Entretien avec Nicolas Dufrêne, directeur de l'Institut Rousseau.

En France, la transition écologique pourrait coûter entre 600 et 700 milliards par an pendant 10 ans.

Paru le 3 novembre 2020, modifié le 30 mars 2021

Ecrit par Déborah de Mon Quotidien Autrement

Nicolas Dufrêne est économiste haut fonctionnaire. Il est aussi directeur de l’Institut Rousseau, fondé en février 2020 avec l’économiste Gaël Giraud. Cet institut rassemble chercheurs, hauts fonctionnaires, dirigeants d’entreprise se retrouvant autour d’une pensée « républicaine, écologique et sociétale ». « Notre but est de fournir les clés pour une alternative durable qui soit transposable opérationnellement par les pouvoirs publics », explique Nicolas Dufrêne. Pour Mon Quotidien Autrement, il décortique les mécanismes de financement de la transition écologique et réaffirme le rôle indispensable de l’État.

Nous parlons régulièrement dans Mon Quotidien Autrement de la transition écologique. Combien cette transition pourrait-elle coûter à la France ?

Nicolas Dufrêne : Les besoins de financement sont très importants.

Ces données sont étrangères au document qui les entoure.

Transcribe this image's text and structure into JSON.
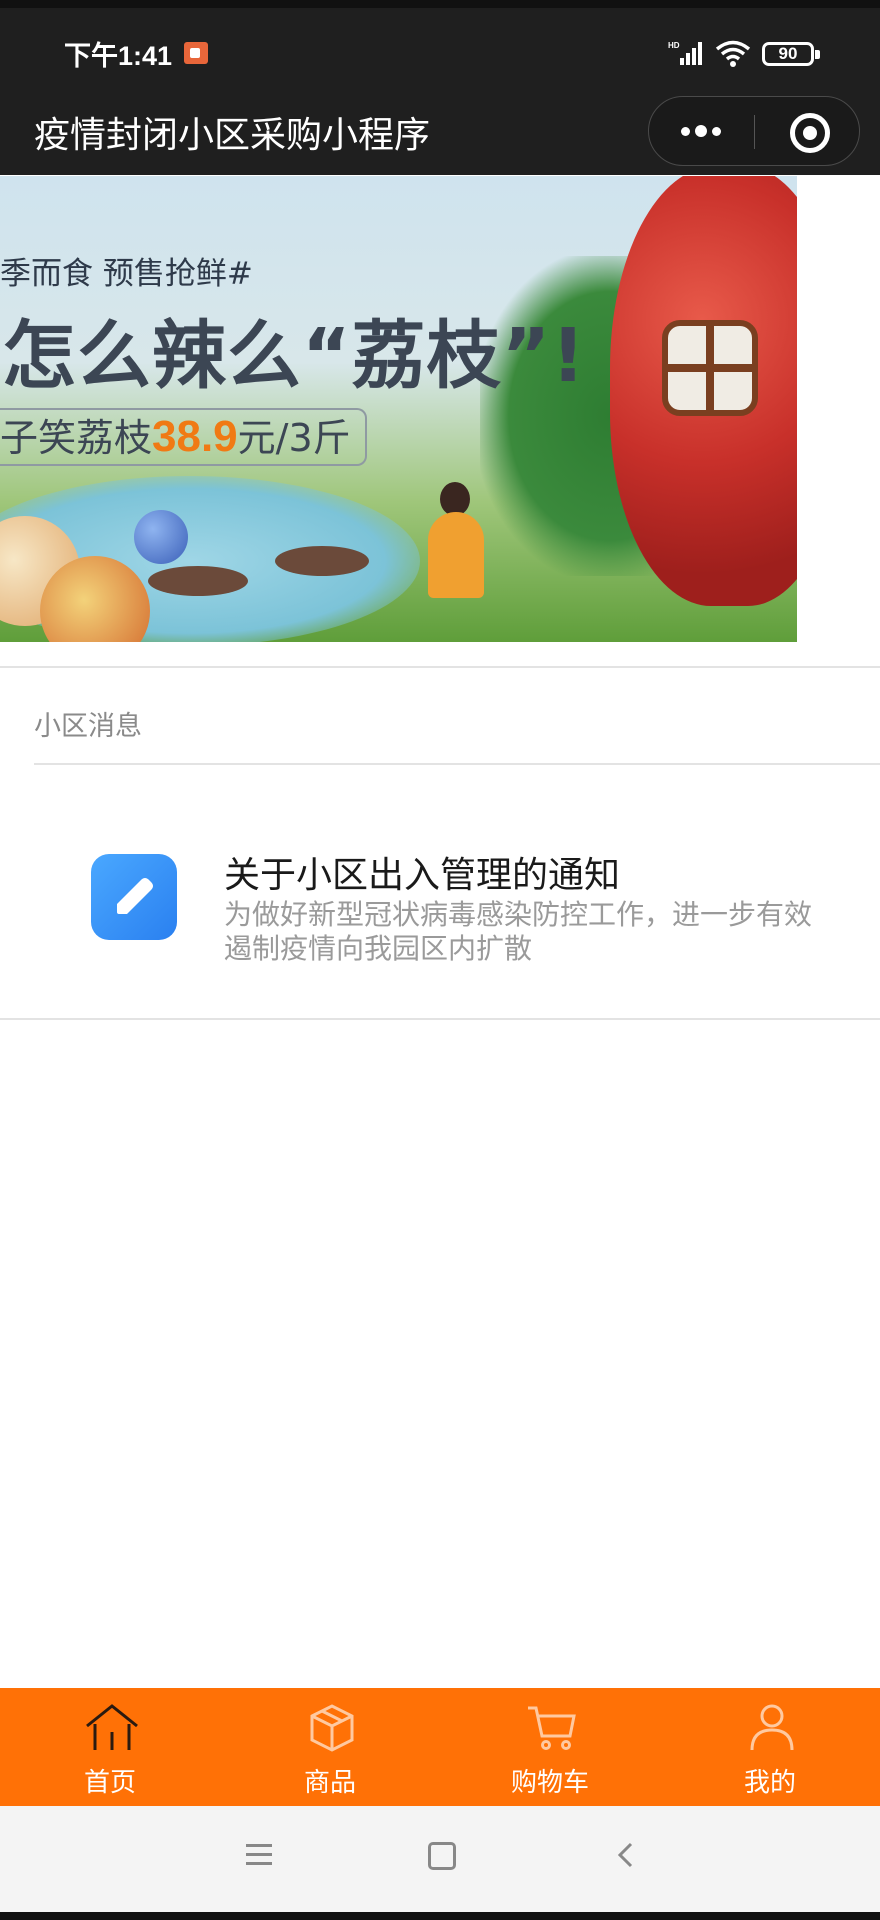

Selon un récent rapport de l’Insee, il faudrait investir 100 milliards d’euros par an pendant 10 ans. C’est 50 à 60 milliards de plus que ce qui est dépensé chaque année au titre de la transition écologique.
Et ce chiffre correspond à une fourchette basse. Si l’on intègre également l’économie circulaire et l’agro-écologie, non prises en compte dans le rapport de l’Insee, il faudra certainement autour de 100 milliards d’euros supplémentaires chaque année.

Qui peut/doit financer la transition écologique ?

Nicolas Dufrêne : La difficulté est que tous les investissements nécessaires ne présentent pas de rentabilité financière forte et immédiate. C’est le cas de la rénovation énergétique des bâtiments ou encore de la restauration des zones humides. Mais ces investissements sont rentables socialement. Dans ces domaines, c’est à l’État de prendre en charge le coût de la transition et de s’endetter pour venir en aide au marché. Il doit ainsi aider à financer la conversion de l’agriculture en bio, les actions de recyclage, les transports en commun… Cela doit aussi passer par l’embauche de fonctionnaires car ce sont ces fonctionnaires qui s’occupent des parcs nationaux, qui travaillent à l’Office français de la biodiversité, à l’Office national des forêts… Actuellement l’État fait l’inverse : le projet de loi de finances 2021 prévoit la suppression de 1100 postes au sein du ministère de la Transition écologique.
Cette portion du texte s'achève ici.